Live reggae music spilled over into the parking lot. The smell of good food wafted from a circle of food trucks. Parking was at a premium.
Garfield's Restaurant, 2620 Regatta Drive, took things outside Feb. 25 for a family-friendly festival simply called the Garfield's Food Truck & Concert Event. It was so successful, the restaurant plans to host another one from 6 to 11 p.m. Saturday. Admission is free.
The February event coincided with Garfield's revamping its menu with an eye toward being "a lot hipper," said executive chef Jean Paul Labadie. "The menu is just the beginning. Garfield's has been open for about three years now and is doing OK. Still, things are kind of mellow ... So we figured, how can we bring people in, appear cooler? You can't get any more cooler than food trucks, reggae and good food."
That good food included chicken katsu kaba curry, hot dogs, fried pickles, soups, salads, sandwiches, tacos and, for dessert, shaved ice. Garfield's offered its own outdoor food -- lamb sliders and ropa veja potato cakes with chimichurri sauce.
Jan Scarborough stood outside her food truck, the Rusty Pickle, and took orders on a handheld device. Inside the truck, Eva Lebrilla, a student at Le Cordon Bleu College of Culinary Arts, worked nonstop. Patrons unfamiliar with the menu asked questions about the food.
"It's spicy," Scarborough told one man, "but it's not heartburn spicy."
The music volume jumped up a notch every time the door was opened. Those who forgot jackets clustered around the heat lamps. Children tugged on their parent's sleeve to point out the shaved ice truck.
Garfield's Food Truck & Concert Event was an experiment, said Labadie, to see if the community would turn out.
"If Summerlin can support us on a monthly basis, we would love to do that," said Labadie, who was credited with suggesting the event. "We may start earlier, like 5 o'clock, or we might do it on Sundays so it's more a family thing. And the room across from us, we have for artists -- the jewelry maker, this sculptor, a photographer and a painter -- so we're trying to give a whole festival feel to it."
Kevin Celestino was visiting his cousin Melissa, who lives at Mountain's Edge. What did he think of the event?
"It's cool," he said. "We don't have anything like this in Arizona, or at least I haven't heard of anything like this. It's a really good idea."
As for Melissa Celestino, she said the food truck concept was what brought her there.
"It's something different.
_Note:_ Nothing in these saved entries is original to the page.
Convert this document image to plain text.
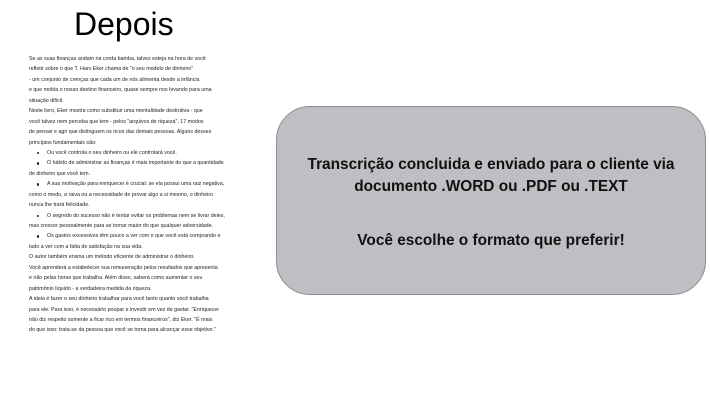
Depois
Se as suas finanças andam na corda bamba, talvez esteja na hora de você
refletir sobre o que T. Harv Eker chama de "o seu modelo de dinheiro"
- um conjunto de crenças que cada um de nós alimenta desde a infância
e que molda o nosso destino financeiro, quase sempre nos levando para uma
situação difícil.
Neste livro, Eker mostra como substituir uma mentalidade destrutiva - que
você talvez nem perceba que tem - pelos "arquivos de riqueza", 17 modos
de pensar e agir que distinguem os ricos das demais pessoas. Alguns desses
princípios fundamentais são:
Ou você controla o seu dinheiro ou ele controlará você.
O hábito de administrar as finanças é mais importante do que a quantidade
de dinheiro que você tem.
A sua motivação para enriquecer é crucial: se ela possui uma raiz negativa,
como o medo, a raiva ou a necessidade de provar algo a si mesmo, o dinheiro
nunca lhe trará felicidade.
O segredo do sucesso não é tentar evitar os problemas nem se livrar deles,
mas crescer pessoalmente para se tornar maior do que qualquer adversidade.
Os gastos excessivos têm pouco a ver com o que você está comprando e
tudo a ver com a falta de satisfação na sua vida.
O autor também ensina um método eficiente de administrar o dinheiro.
Você aprenderá a estabelecer sua remuneração pelos resultados que apresenta
e não pelas horas que trabalha. Além disso, saberá como aumentar o seu
patrimônio líquido - a verdadeira medida da riqueza.
A ideia é fazer o seu dinheiro trabalhar para você tanto quanto você trabalha
para ele. Para isso, é necessário poupar e investir em vez de gastar. "Enriquecer
não diz respeito somente a ficar rico em termos financeiros", diz Eker. "É mais
do que isso: trata-se da pessoa que você se torna para alcançar esse objetivo."
Transcrição concluida e enviado para o cliente via documento .WORD ou .PDF ou .TEXT
Você escolhe o formato que preferir!
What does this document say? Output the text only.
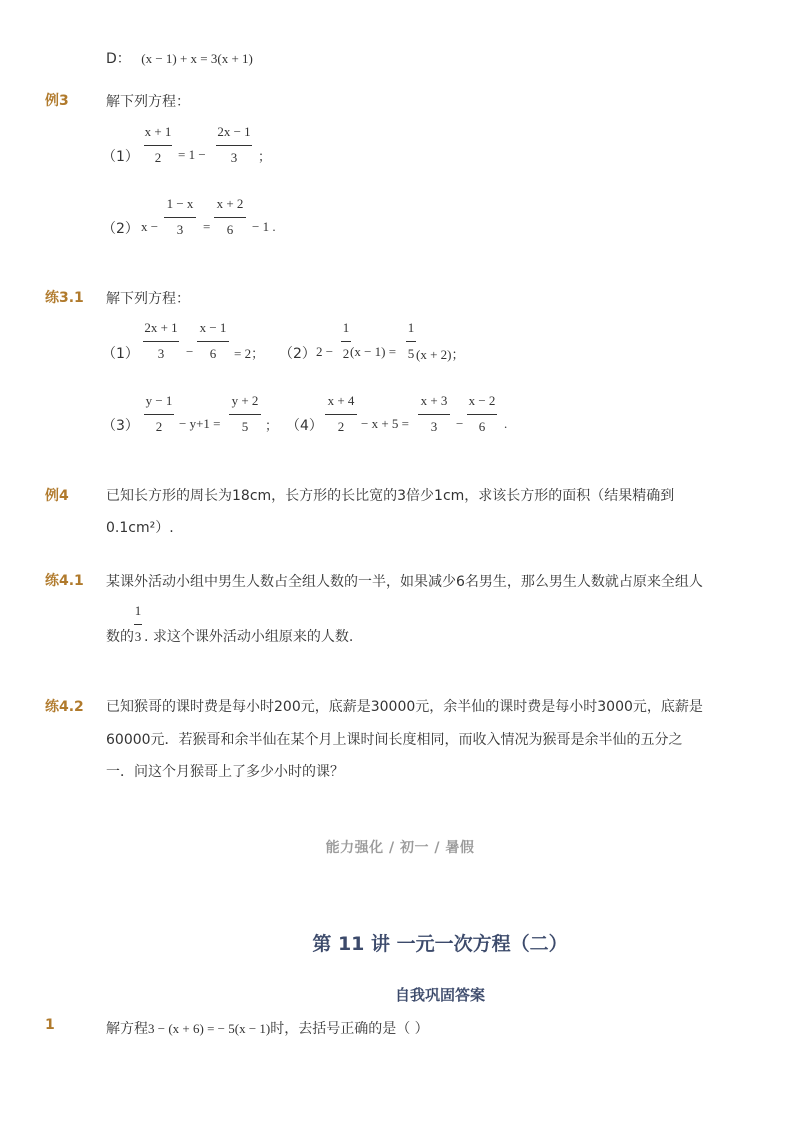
D： (x − 1) + x = 3(x + 1)
例3	解下列方程：
（1）
x + 1
2	= 1 −
2x − 1
3	；
（2） x −
1 − x
3	=
x + 2
6	− 1 .
练3.1 解下列方程：
（1）
2x + 1
3	−
x − 1
6	= 2； （2） 2 −
1
2 (x − 1) =
1
5 (x + 2)；
（3）
y − 1
2	− y+1 =
y + 2
5	； （4）
x + 4
2	− x + 5 =
x + 3
3	−
x − 2
6	.
例4	已知长方形的周长为18cm，长方形的长比宽的3倍少1cm，求该长方形的面积（结果精确到
0.1cm²）.
练4.1 某课外活动小组中男生人数占全组人数的一半，如果减少6名男生，那么男生人数就占原来全组人
数的
1
3 . 求这个课外活动小组原来的人数.
练4.2 已知猴哥的课时费是每小时200元，底薪是30000元，余半仙的课时费是每小时3000元，底薪是
60000元．若猴哥和余半仙在某个月上课时间长度相同，而收入情况为猴哥是余半仙的五分之
一．问这个月猴哥上了多少小时的课？
能力强化 / 初一 / 暑假
第 11 讲 一元一次方程（二）
自我巩固答案
1	解方程3 − (x + 6) = − 5(x − 1)时，去括号正确的是（ ）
I think Vegas needs more of this cultural kind of thing," she said.
Fabian Vincent of Summerlin said it was nice to have an event off the Strip and to have a variety of foods in one place to sample.
"Las Vegas is finally becoming a kind of a cultural, ethnic mix of things, especially the foods and the food lifestyle," he said. "Nora's closed and Rosemary's closed, even though they had a great following ... I think (businesses) need to reinvent themselves, change things. (You can't) stay within that mold anymore. Get out of your comfort zone."
Jodi Labadie said she really liked her husband's food truck idea.
"They have them at the big events down on the Strip," she said. "But there, it's really late at night. So it's kind of nice that it's off the Strip and in a neighborhood like this. It's not so late at night. I mean, I have my kids here."
She had brought her sons, ages 12 and 15.
"All I'm doing is opening my purse and handing them money for food, so they're happy," she said. "They love it."
Garfield's is owned by Erik and Val Watts. He noted that even with the parking lot full of people, Garfield's was enjoying its own crowd of patrons.
"You get as much as you want here," he said.
"Some people think Garfield's has a reputation as a gourmet restaurant and say they never went to dinner there. That's fine, if that's what you want. But if you ... want ... music and entertainment, then come to this side of town. You can say we're offering everything for everybody. This is the happening side of town."